A team from IBM Research, including George Saon and Samuel Thomas, has introduced a novel technique called 'Self-Speculative Decoding' that dramatically accelerates Large Language Model (LLM)-based Automatic Speech Recognition (ASR). The core innovation is using a smaller, faster Connectionist Temporal Classification (CTC) encoder as a 'draft' model to predict likely transcriptions. This draft is then efficiently verified or corrected by the main LLM in a single forward pass, bypassing the slower, token-by-token autoregressive decoding typically required. This hybrid approach allows the system to skip extensive computation for easy-to-predict audio segments while maintaining high accuracy for complex ones.
Tested across nine corpora in five languages, the method set a new benchmark. Using a 1B parameter LLM and a 440M parameter CTC encoder, it achieved a state-of-the-art 5.58% Word Error Rate (WER) on the HuggingFace Open ASR Leaderboard. Crucially, it improved the inverse real-time factor—a measure of decoding speed—by 4.4 times. This means the system can transcribe speech nearly 80% faster than before, with only a minimal 12% relative increase in WER compared to the slower, full autoregressive search. The code and model weights have been released under a permissive license, enabling immediate industry and research application.

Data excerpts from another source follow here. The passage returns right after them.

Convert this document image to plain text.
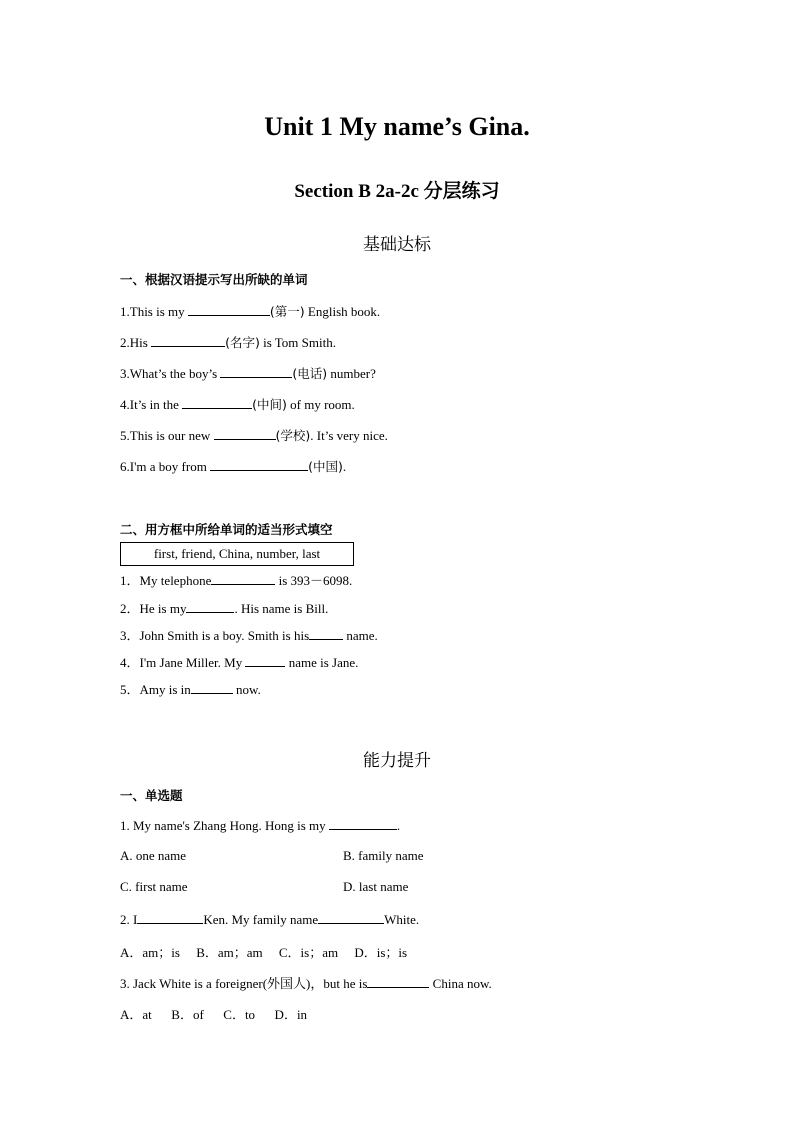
Unit 1 My name’s Gina.
Section B 2a-2c 分层练习
基础达标
一、根据汉语提示写出所缺的单词
1.This is my	(第一) English book.
2.His	(名字) is Tom Smith.
3.What’s the boy’s	(电话) number?
4.It’s in the	(中间) of my room.
5.This is our new	(学校). It’s very nice.
6.I'm a boy from	(中国).
二、用方框中所给单词的适当形式填空
first, friend, China, number, last
1．My telephone	is 393－6098.
2．He is my	. His name is Bill.
3．John Smith is a boy. Smith is his	name.
4．I'm Jane Miller. My	name is Jane.
5．Amy is in	now.
能力提升
一、单选题
1. My name's Zhang Hong. Hong is my	.
A. one name	B. family name
C. first name	D. last name
2. I	Ken. My family name	White.
A．am；is     B．am；am     C．is；am     D．is；is
3. Jack White is a foreigner(外国人)，but he is	China now.
A．at      B．of      C．to      D．in
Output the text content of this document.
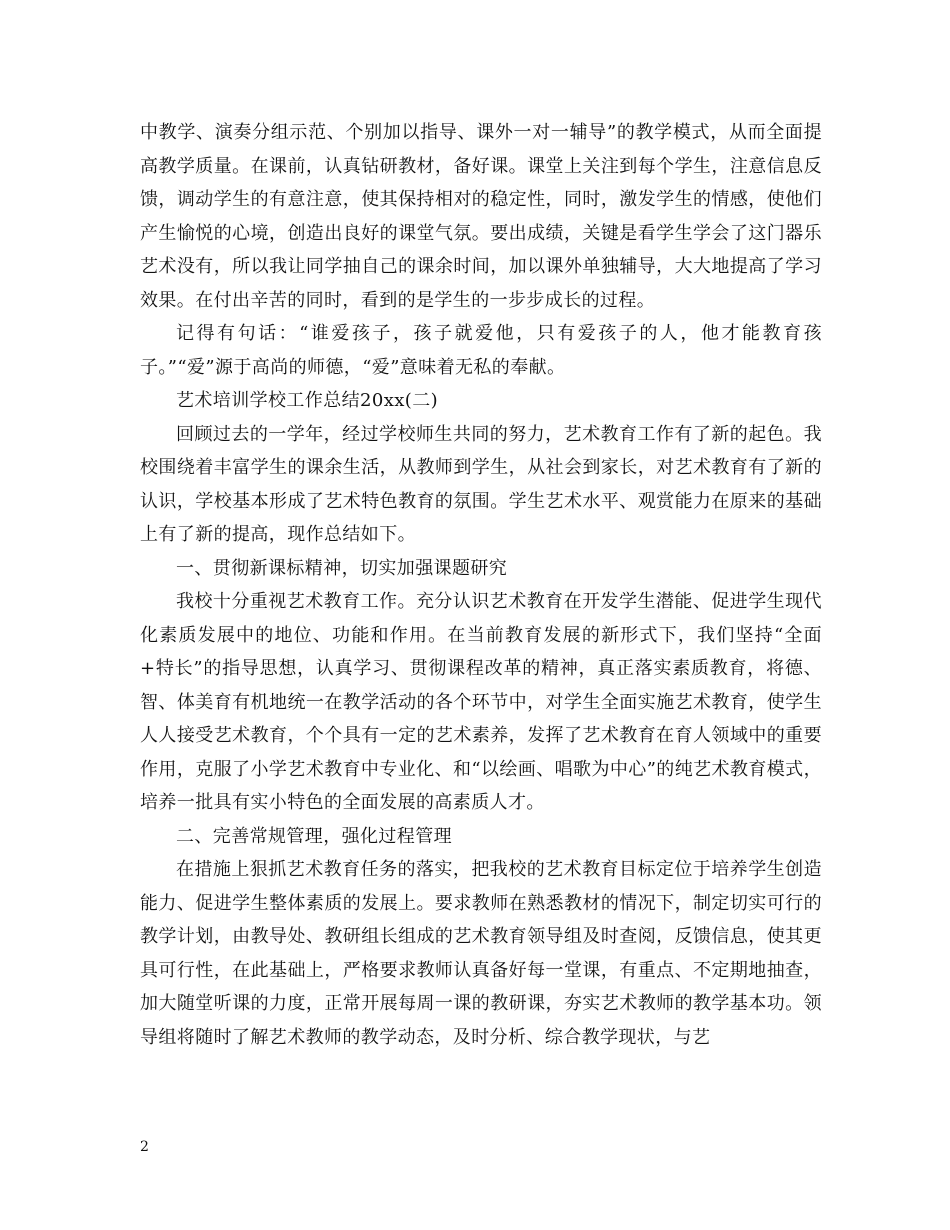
中教学、演奏分组示范、个别加以指导、课外一对一辅导”的教学模式，从而全面提高教学质量。在课前，认真钻研教材，备好课。课堂上关注到每个学生，注意信息反馈，调动学生的有意注意，使其保持相对的稳定性，同时，激发学生的情感，使他们产生愉悦的心境，创造出良好的课堂气氛。要出成绩，关键是看学生学会了这门器乐艺术没有，所以我让同学抽自己的课余时间，加以课外单独辅导，大大地提高了学习效果。在付出辛苦的同时，看到的是学生的一步步成长的过程。

记得有句话：“谁爱孩子，孩子就爱他，只有爱孩子的人，他才能教育孩子。”“爱”源于高尚的师德，“爱”意味着无私的奉献。

艺术培训学校工作总结20xx(二)

回顾过去的一学年，经过学校师生共同的努力，艺术教育工作有了新的起色。我校围绕着丰富学生的课余生活，从教师到学生，从社会到家长，对艺术教育有了新的认识，学校基本形成了艺术特色教育的氛围。学生艺术水平、观赏能力在原来的基础上有了新的提高，现作总结如下。

一、贯彻新课标精神，切实加强课题研究

我校十分重视艺术教育工作。充分认识艺术教育在开发学生潜能、促进学生现代化素质发展中的地位、功能和作用。在当前教育发展的新形式下，我们坚持“全面+特长”的指导思想，认真学习、贯彻课程改革的精神，真正落实素质教育，将德、智、体美育有机地统一在教学活动的各个环节中，对学生全面实施艺术教育，使学生人人接受艺术教育，个个具有一定的艺术素养，发挥了艺术教育在育人领域中的重要作用，克服了小学艺术教育中专业化、和“以绘画、唱歌为中心”的纯艺术教育模式，培养一批具有实小特色的全面发展的高素质人才。

二、完善常规管理，强化过程管理

在措施上狠抓艺术教育任务的落实，把我校的艺术教育目标定位于培养学生创造能力、促进学生整体素质的发展上。要求教师在熟悉教材的情况下，制定切实可行的教学计划，由教导处、教研组长组成的艺术教育领导组及时查阅，反馈信息，使其更具可行性，在此基础上，严格要求教师认真备好每一堂课，有重点、不定期地抽查，加大随堂听课的力度，正常开展每周一课的教研课，夯实艺术教师的教学基本功。领导组将随时了解艺术教师的教学动态，及时分析、综合教学现状，与艺

2
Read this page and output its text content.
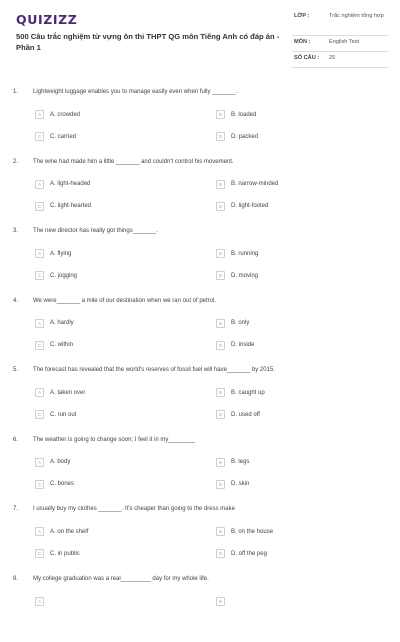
QUIZIZZ
500 Câu trắc nghiệm từ vựng ôn thi THPT QG môn Tiếng Anh có đáp án - Phần 1
LỚP :	Trắc nghiệm tổng hợp
MÔN :	English Test
SỐ CÂU : 25
1. Lightweight luggage enables you to manage easily even when fully _______.
A	A. crowded	B	B. loaded
C	C. carried	D	D. packed
2. The wine had made him a little _______ and couldn't control his movement.
A	A. light-headed	B	B. narrow-minded
C	C. light-hearted	D	D. light-footed
3. The new director has really got things_______.
A	A. flying	B	B. running
C	C. jogging	D	D. moving
4. We were_______ a mile of our destination when we ran out of petrol.
A	A. hardly	B	B. only
C	C. within	D	D. inside
5. The forecast has revealed that the world's reserves of fossil fuel will have_______ by 2015.
A	A. taken over	B	B. caught up
C	C. run out	D	D. used off
6. The weather is going to change soon; I feel it in my________
A	A. body	B	B. legs
C	C. bones	D	D. skin
7. I usually buy my clothes _______. It's cheaper than going to the dress make
A	A. on the shelf	B	B. on the house
C	C. in public	D	D. off the peg
8. My college graduation was a real_________ day for my whole life.
A	B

- Achieved a record 5.58% Word Error Rate (WER) on the Open ASR benchmark using a 1B parameter LLM.
- Sped up AI speech decoding by a factor of 4.4x (78% faster) using a 440M parameter CTC encoder as a draft model.
- Released publicly under a permissive license, allowing for immediate integration into commercial and research speech systems.
Why It Matters
This breakthrough makes real-time, highly accurate speech-to-text for applications like live captioning and voice assistants significantly more efficient and cost-effective.